Publicado 15/03/2026 07:27

O Irã retoma seus ataques a Israel enquanto a Guarda Revolucionária ameaça de morte Netanyahu

PEQUIM, 15 de março de 2026 — Um homem carrega pertences recolhidos de casas destruídas em Teerã, no Irã, em 12 de março de 2026.
Europa Press/Contacto/Sha Dati

Israel responde com uma nova operação militar em grande escala contra o oeste do Irã. As autoridades iranianas especulam que os EUA estejam preparando um ataque de bandeira falsa “semelhante ao 11 de setembro” para culpar Teerã. MADRID 15 mar. (EUROPA PRESS) -

O Irã lançou nesta manhã uma nova série de projéteis contra o sul e o centro de Israel, o que foi respondido pelo Exército israelense com o anúncio de outra operação militar contra alvos no oeste da República Islâmica, sem que, até o momento, haja registro de vítimas em nenhum desses locais.

Os projéteis iranianos foram direcionados, em particular, contra a cidade portuária de Eilat, no sul do país, e, até o momento, há relatos de impactos e da derrubada de um míssil com munição de fragmentação, sem mais detalhes, conforme informado pelo Exército ao 'Times of Israel'.

Enquanto isso, a Força Aérea israelense lançou uma nova onda de ataques aéreos “extensos” no oeste do Irã, conforme anunciado pelo próprio Exército israelense, em ataques “dirigidos contra instalações de infraestrutura do regime iraniano”.

Por outro lado, também continua a guerra psicológica com a ameaça proferida neste domingo pela Guarda Revolucionária do Irã, que declarou sua intenção de matar o primeiro-ministro israelense, Benjamin Netanyahu.

A Guarda Revolucionária fez uma breve alusão à ausência incomum de Netanyahu na reunião deste último sábado da cúpula de segurança de Israel, o que alimentou as teorias da conspiração de que o primeiro-ministro israelense poderia ter sido ferido em algum momento dos ataques iranianos.

“Se esse criminoso assassino de crianças continuar vivo, continuaremos perseguindo-o e o mataremos”, declarou a Guarda Revolucionária em seu meio oficial Sepah News.

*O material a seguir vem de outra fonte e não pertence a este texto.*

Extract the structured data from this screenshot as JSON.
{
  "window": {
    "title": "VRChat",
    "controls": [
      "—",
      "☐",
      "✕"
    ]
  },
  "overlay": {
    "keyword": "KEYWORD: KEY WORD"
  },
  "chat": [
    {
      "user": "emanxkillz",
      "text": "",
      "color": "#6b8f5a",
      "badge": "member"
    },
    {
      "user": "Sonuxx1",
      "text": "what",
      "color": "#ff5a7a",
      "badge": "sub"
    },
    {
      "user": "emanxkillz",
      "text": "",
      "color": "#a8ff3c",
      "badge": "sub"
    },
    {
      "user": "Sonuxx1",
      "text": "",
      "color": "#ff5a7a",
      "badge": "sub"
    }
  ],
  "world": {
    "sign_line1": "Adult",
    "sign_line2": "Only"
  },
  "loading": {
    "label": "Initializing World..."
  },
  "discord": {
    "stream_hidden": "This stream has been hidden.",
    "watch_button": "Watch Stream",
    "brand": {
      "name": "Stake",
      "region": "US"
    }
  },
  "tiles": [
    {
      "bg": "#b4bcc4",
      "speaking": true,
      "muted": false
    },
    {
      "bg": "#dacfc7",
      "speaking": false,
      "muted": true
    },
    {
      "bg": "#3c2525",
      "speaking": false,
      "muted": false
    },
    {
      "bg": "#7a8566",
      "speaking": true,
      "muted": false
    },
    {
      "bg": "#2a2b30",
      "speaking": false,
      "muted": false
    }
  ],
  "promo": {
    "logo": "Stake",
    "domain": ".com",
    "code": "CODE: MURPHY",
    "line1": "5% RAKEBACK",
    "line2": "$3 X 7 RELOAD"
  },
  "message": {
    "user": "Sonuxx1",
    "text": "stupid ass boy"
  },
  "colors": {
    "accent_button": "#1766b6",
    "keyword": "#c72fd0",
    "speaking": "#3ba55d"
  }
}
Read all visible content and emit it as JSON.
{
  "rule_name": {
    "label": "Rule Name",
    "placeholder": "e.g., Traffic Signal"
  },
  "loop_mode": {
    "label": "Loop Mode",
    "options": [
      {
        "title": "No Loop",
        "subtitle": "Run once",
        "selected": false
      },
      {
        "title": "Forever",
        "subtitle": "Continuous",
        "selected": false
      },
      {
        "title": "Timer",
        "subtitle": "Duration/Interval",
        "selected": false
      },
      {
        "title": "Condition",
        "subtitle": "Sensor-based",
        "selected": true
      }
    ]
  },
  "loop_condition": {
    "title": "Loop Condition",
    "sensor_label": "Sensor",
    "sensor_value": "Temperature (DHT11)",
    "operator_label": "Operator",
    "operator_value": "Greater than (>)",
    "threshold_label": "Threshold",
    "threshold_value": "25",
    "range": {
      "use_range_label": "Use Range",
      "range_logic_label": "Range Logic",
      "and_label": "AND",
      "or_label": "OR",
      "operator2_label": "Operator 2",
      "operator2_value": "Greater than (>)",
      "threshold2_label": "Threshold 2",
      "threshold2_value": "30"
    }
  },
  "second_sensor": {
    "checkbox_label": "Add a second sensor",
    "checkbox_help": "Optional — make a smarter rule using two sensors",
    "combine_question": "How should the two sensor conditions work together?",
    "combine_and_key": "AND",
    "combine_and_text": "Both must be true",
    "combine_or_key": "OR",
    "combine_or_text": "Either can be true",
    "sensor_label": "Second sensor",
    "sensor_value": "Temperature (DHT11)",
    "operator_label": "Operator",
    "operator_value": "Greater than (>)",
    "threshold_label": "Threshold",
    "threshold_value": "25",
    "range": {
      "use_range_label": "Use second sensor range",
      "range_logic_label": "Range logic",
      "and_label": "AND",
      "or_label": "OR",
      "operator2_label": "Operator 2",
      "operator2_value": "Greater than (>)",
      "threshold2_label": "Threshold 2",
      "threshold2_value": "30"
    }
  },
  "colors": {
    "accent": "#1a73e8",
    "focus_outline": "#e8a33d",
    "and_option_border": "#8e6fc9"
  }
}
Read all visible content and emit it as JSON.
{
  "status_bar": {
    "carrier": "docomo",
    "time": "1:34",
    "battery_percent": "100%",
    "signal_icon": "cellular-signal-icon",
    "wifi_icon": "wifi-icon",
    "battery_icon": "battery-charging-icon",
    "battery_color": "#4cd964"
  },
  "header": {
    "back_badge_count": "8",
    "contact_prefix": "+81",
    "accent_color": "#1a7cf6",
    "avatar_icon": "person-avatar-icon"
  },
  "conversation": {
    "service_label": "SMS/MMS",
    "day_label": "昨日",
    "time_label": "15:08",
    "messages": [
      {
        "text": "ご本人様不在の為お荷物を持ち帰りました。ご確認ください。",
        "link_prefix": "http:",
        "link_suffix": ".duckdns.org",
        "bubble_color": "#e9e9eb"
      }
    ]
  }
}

Além disso, as autoridades iranianas dedicaram as últimas horas a alimentar a possibilidade de que os Estados Unidos e Israel estejam realizando ataques de bandeira falsa para culpar o Irã por bombardeios contra a população civil da região, como apontou o ministro das Relações Exteriores, Abbas Araqchi.

O secretário de Segurança Nacional, Alí Lariyani, foi ainda mais longe ao afirmar que o governo dos Estados Unidos está envolvido em uma conspiração para perpetrar um atentado em seu próprio território da magnitude dos ocorridos em 11 de setembro de 2001 e culpar o Irã por isso.

“Ouvi dizer que os membros remanescentes da rede de Epstein”, declarou ele, referindo-se ao governo dos EUA e à investigação sobre o falecido empresário e traficante sexual Jeffrey Epstein, “tramaram uma conspiração para criar um incidente semelhante ao do 11 de setembro e culpar o Irã. O Irã se opõe veementemente a tais planos terroristas e não está em guerra com o povo americano”, afirmou.